The DynamoDB table has a simple primary key. The partition key is restaurant_id
, and there is no sort key on the main table.
dynamodb:
OnlineFeatures:
attributes:
- name: "restaurant_id"
type: "S"
...
hash_key: "restaurant_id"
# No sort key defined for the main table
global_secondary_indexes:
- name: "country_index"
hash_key: "_country"
range_key: "_training_timestamp"
projection_type: "ALL"
The GSI uses a composite key, but my Flink job is writing to the main table, not the index.
Here is the Flink SQL CREATE TABLE
and INSERT INTO
statement I'm using. The restaurant_id
is correctly cast to STRING
.
-- Flink Table Definition for the DynamoDB sink
CREATE TABLE dynamodb_sink_table (
_window_end STRING,
...
restaurant_id STRING,
...
) PARTITIONED BY ( restaurant_id )
WITH (
'connector' = 'dynamodb',
'table-name' = '{dynamodb_table_name}',
'aws.region' = '{config.aws_region}',
'sink.ignore-nulls' = 'true'
);
-- The Flink query that populates the sink table
INSERT INTO dynamodb_sink_table
SELECT
...,
CAST(dfr.delco_restaurant_id AS STRING) as restaurant_id,
...
FROM df_rests dfr
LEFT JOIN ...
WHERE dfr.restaurant_id IS NOT NULL;
The Flink job processes data correctly, and the print
sink shows valid restaurant_id
values.
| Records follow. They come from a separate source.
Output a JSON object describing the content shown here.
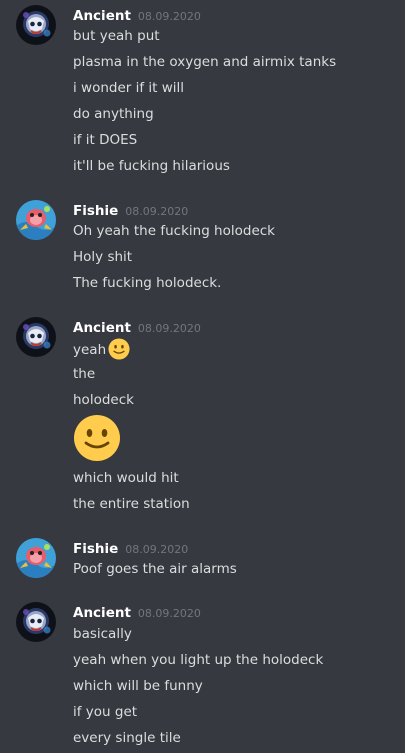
{
  "colors": {
    "background": "#36393f",
    "author": "#ffffff",
    "timestamp": "#72767d",
    "message": "#dcddde",
    "emoji_fill": "#ffcc4d"
  },
  "messages": [
    {
      "author": "Ancient",
      "timestamp": "08.09.2020",
      "avatar_icon": "ancient-avatar-icon",
      "lines": [
        "but yeah put",
        "plasma in the oxygen and airmix tanks",
        "i wonder if it will",
        "do anything",
        "if it DOES",
        "it'll be fucking hilarious"
      ]
    },
    {
      "author": "Fishie",
      "timestamp": "08.09.2020",
      "avatar_icon": "fishie-avatar-icon",
      "lines": [
        "Oh yeah the fucking holodeck",
        "Holy shit",
        "The fucking holodeck."
      ]
    },
    {
      "author": "Ancient",
      "timestamp": "08.09.2020",
      "avatar_icon": "ancient-avatar-icon",
      "lines": [
        "yeah",
        "the",
        "holodeck",
        "which would hit",
        "the entire station"
      ],
      "emoji": "slightly-smiling-face-emoji"
    },
    {
      "author": "Fishie",
      "timestamp": "08.09.2020",
      "avatar_icon": "fishie-avatar-icon",
      "lines": [
        "Poof goes the air alarms"
      ]
    },
    {
      "author": "Ancient",
      "timestamp": "08.09.2020",
      "avatar_icon": "ancient-avatar-icon",
      "lines": [
        "basically",
        "yeah when you light up the holodeck",
        "which will be funny",
        "if you get",
        "every single tile"
      ]
    }
  ]
}
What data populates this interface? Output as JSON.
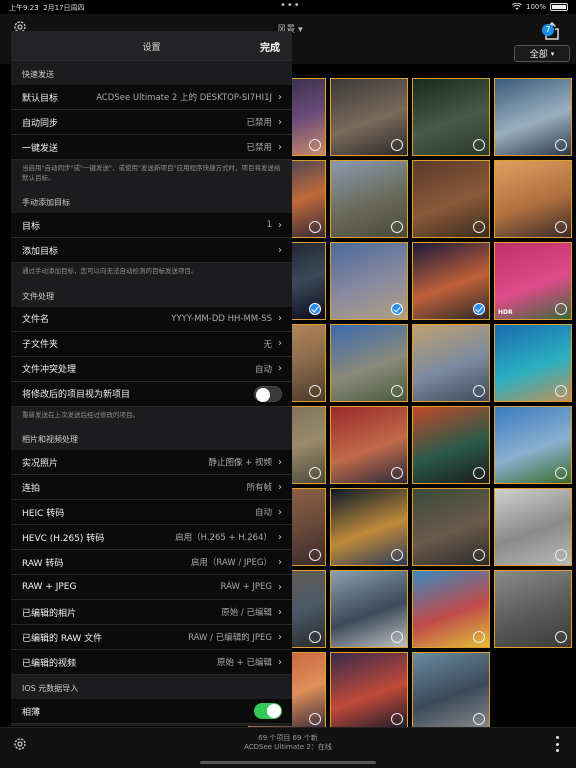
{
  "status_bar": {
    "time": "上午9:23",
    "date": "2月17日周四",
    "battery": "100%"
  },
  "header": {
    "album_title": "风景",
    "badge_count": "7",
    "filter_label": "全部"
  },
  "settings": {
    "title": "设置",
    "done_label": "完成",
    "sections": [
      {
        "header": "快速发送",
        "rows": [
          {
            "label": "默认目标",
            "value": "ACDSee Ultimate 2 上的 DESKTOP-SI7HI1J",
            "type": "nav"
          },
          {
            "label": "自动同步",
            "value": "已禁用",
            "type": "nav"
          },
          {
            "label": "一键发送",
            "value": "已禁用",
            "type": "nav"
          }
        ],
        "footnote": "当启用\"自动同步\"或\"一键发送\"，或使用\"发送新项目\"应用程序快捷方式时，项目将发送给默认目标。"
      },
      {
        "header": "手动添加目标",
        "rows": [
          {
            "label": "目标",
            "value": "1",
            "type": "nav"
          },
          {
            "label": "添加目标",
            "value": "",
            "type": "nav"
          }
        ],
        "footnote": "通过手动添加目标，您可以向无法自动检测的目标发送项目。"
      },
      {
        "header": "文件处理",
        "rows": [
          {
            "label": "文件名",
            "value": "YYYY-MM-DD HH-MM-SS",
            "type": "nav"
          },
          {
            "label": "子文件夹",
            "value": "无",
            "type": "nav"
          },
          {
            "label": "文件冲突处理",
            "value": "自动",
            "type": "nav"
          },
          {
            "label": "将修改后的项目视为新项目",
            "value": "",
            "type": "toggle",
            "on": false
          }
        ],
        "footnote": "重新发送在上次发送后经过修改的项目。"
      },
      {
        "header": "相片和视频处理",
        "rows": [
          {
            "label": "实况照片",
            "value": "静止图像 + 视频",
            "type": "nav"
          },
          {
            "label": "连拍",
            "value": "所有帧",
            "type": "nav"
          },
          {
            "label": "HEIC 转码",
            "value": "自动",
            "type": "nav"
          },
          {
            "label": "HEVC (H.265) 转码",
            "value": "启用（H.265 + H.264）",
            "type": "nav"
          },
          {
            "label": "RAW 转码",
            "value": "启用（RAW / JPEG）",
            "type": "nav"
          },
          {
            "label": "RAW + JPEG",
            "value": "RAW + JPEG",
            "type": "nav"
          },
          {
            "label": "已编辑的相片",
            "value": "原始 / 已编辑",
            "type": "nav"
          },
          {
            "label": "已编辑的 RAW 文件",
            "value": "RAW / 已编辑的 JPEG",
            "type": "nav"
          },
          {
            "label": "已编辑的视频",
            "value": "原始 + 已编辑",
            "type": "nav"
          }
        ],
        "footnote": ""
      },
      {
        "header": "IOS 元数据导入",
        "rows": [
          {
            "label": "相薄",
            "value": "",
            "type": "toggle",
            "on": true
          }
        ],
        "footnote": ""
      }
    ]
  },
  "grid": {
    "tiles": [
      {
        "colors": [
          "#2b2a3a",
          "#6a4a7a",
          "#c98a6a"
        ],
        "selected": false,
        "hdr": false
      },
      {
        "colors": [
          "#3a3a3a",
          "#7a6a5a",
          "#2a2a2a"
        ],
        "selected": false,
        "hdr": false
      },
      {
        "colors": [
          "#1a2a1a",
          "#4a5a4a",
          "#2a3a2a"
        ],
        "selected": false,
        "hdr": false
      },
      {
        "colors": [
          "#3a5a7a",
          "#9ab0c0",
          "#2a3a4a"
        ],
        "selected": false,
        "hdr": false
      },
      {
        "colors": [
          "#2a3a5a",
          "#c06a3a",
          "#3a2a3a"
        ],
        "selected": false,
        "hdr": false
      },
      {
        "colors": [
          "#8a9ab0",
          "#6a6a5a",
          "#4a4a3a"
        ],
        "selected": false,
        "hdr": false
      },
      {
        "colors": [
          "#5a3a2a",
          "#8a5a3a",
          "#3a2a1a"
        ],
        "selected": false,
        "hdr": false
      },
      {
        "colors": [
          "#e0a060",
          "#b07040",
          "#3a2a2a"
        ],
        "selected": false,
        "hdr": false
      },
      {
        "colors": [
          "#1a1a2a",
          "#3a4a5a",
          "#0a0a1a"
        ],
        "selected": true,
        "hdr": false
      },
      {
        "colors": [
          "#4a6a9a",
          "#8a8aa0",
          "#b0a080"
        ],
        "selected": true,
        "hdr": false
      },
      {
        "colors": [
          "#1a1a3a",
          "#c0603a",
          "#2a2a2a"
        ],
        "selected": true,
        "hdr": false
      },
      {
        "colors": [
          "#c0306a",
          "#e04a8a",
          "#3a6a3a"
        ],
        "selected": false,
        "hdr": true
      },
      {
        "colors": [
          "#c09060",
          "#8a6a4a",
          "#4a3a2a"
        ],
        "selected": false,
        "hdr": false
      },
      {
        "colors": [
          "#3a6ab0",
          "#8a8a7a",
          "#4a5a3a"
        ],
        "selected": false,
        "hdr": false
      },
      {
        "colors": [
          "#c0a070",
          "#7a8aa0",
          "#3a4a5a"
        ],
        "selected": false,
        "hdr": false
      },
      {
        "colors": [
          "#1a6ab0",
          "#2ab0c0",
          "#c0905a"
        ],
        "selected": false,
        "hdr": false
      },
      {
        "colors": [
          "#7a6a5a",
          "#9a8a6a",
          "#4a4a3a"
        ],
        "selected": false,
        "hdr": false
      },
      {
        "colors": [
          "#9a2a2a",
          "#c06a4a",
          "#2a2a3a"
        ],
        "selected": false,
        "hdr": false
      },
      {
        "colors": [
          "#c04a2a",
          "#2a5a4a",
          "#1a1a1a"
        ],
        "selected": false,
        "hdr": false
      },
      {
        "colors": [
          "#3a7ac0",
          "#8ab0d0",
          "#3a6a2a"
        ],
        "selected": false,
        "hdr": false
      },
      {
        "colors": [
          "#9a6a4a",
          "#6a4a3a",
          "#3a2a2a"
        ],
        "selected": false,
        "hdr": false
      },
      {
        "colors": [
          "#0a1a2a",
          "#c08a3a",
          "#2a3a5a"
        ],
        "selected": false,
        "hdr": false
      },
      {
        "colors": [
          "#3a4a3a",
          "#6a5a4a",
          "#2a2a2a"
        ],
        "selected": false,
        "hdr": false
      },
      {
        "colors": [
          "#d0d0d0",
          "#8a8a8a",
          "#bababa"
        ],
        "selected": false,
        "hdr": false
      },
      {
        "colors": [
          "#6a5a4a",
          "#4a5a6a",
          "#2a2a2a"
        ],
        "selected": false,
        "hdr": false
      },
      {
        "colors": [
          "#8aa0b0",
          "#3a4a5a",
          "#c0c0c0"
        ],
        "selected": false,
        "hdr": false
      },
      {
        "colors": [
          "#3a8ac0",
          "#c04a4a",
          "#e0c03a"
        ],
        "selected": false,
        "hdr": false
      },
      {
        "colors": [
          "#8a8a8a",
          "#5a5a5a",
          "#3a3a3a"
        ],
        "selected": false,
        "hdr": false
      },
      {
        "colors": [
          "#c05a3a",
          "#e0905a",
          "#3a2a3a"
        ],
        "selected": false,
        "hdr": false
      },
      {
        "colors": [
          "#3a2a4a",
          "#c04a3a",
          "#1a1a2a"
        ],
        "selected": false,
        "hdr": false
      },
      {
        "colors": [
          "#6a8aa0",
          "#3a4a5a",
          "#8a8a8a"
        ],
        "selected": false,
        "hdr": false
      }
    ]
  },
  "footer": {
    "count_line": "69 个项目   69 个新",
    "connection_line": "ACDSee Ultimate 2：在线"
  },
  "colors": {
    "accent_blue": "#2c8cf2",
    "selection_border": "#e0a12a",
    "toggle_on": "#34c759"
  }
}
The DynamoDB error suggests a mismatch in the key schema, not the data itself.
What configuration am I missing or what is Flink doing that would cause it to send a key structure that doesn't match the simple partition key of my DynamoDB table? How can I force Flink to only use restaurant_id
as the key for its write requests?
Thank you.
You're inserting
CAST(dfr.delco_restaurant_id
...
But you check on dfr.restaurant_id
Make sure you're checking on the same attribute you're inserting, also as well as not null, you should check it's not an empty string.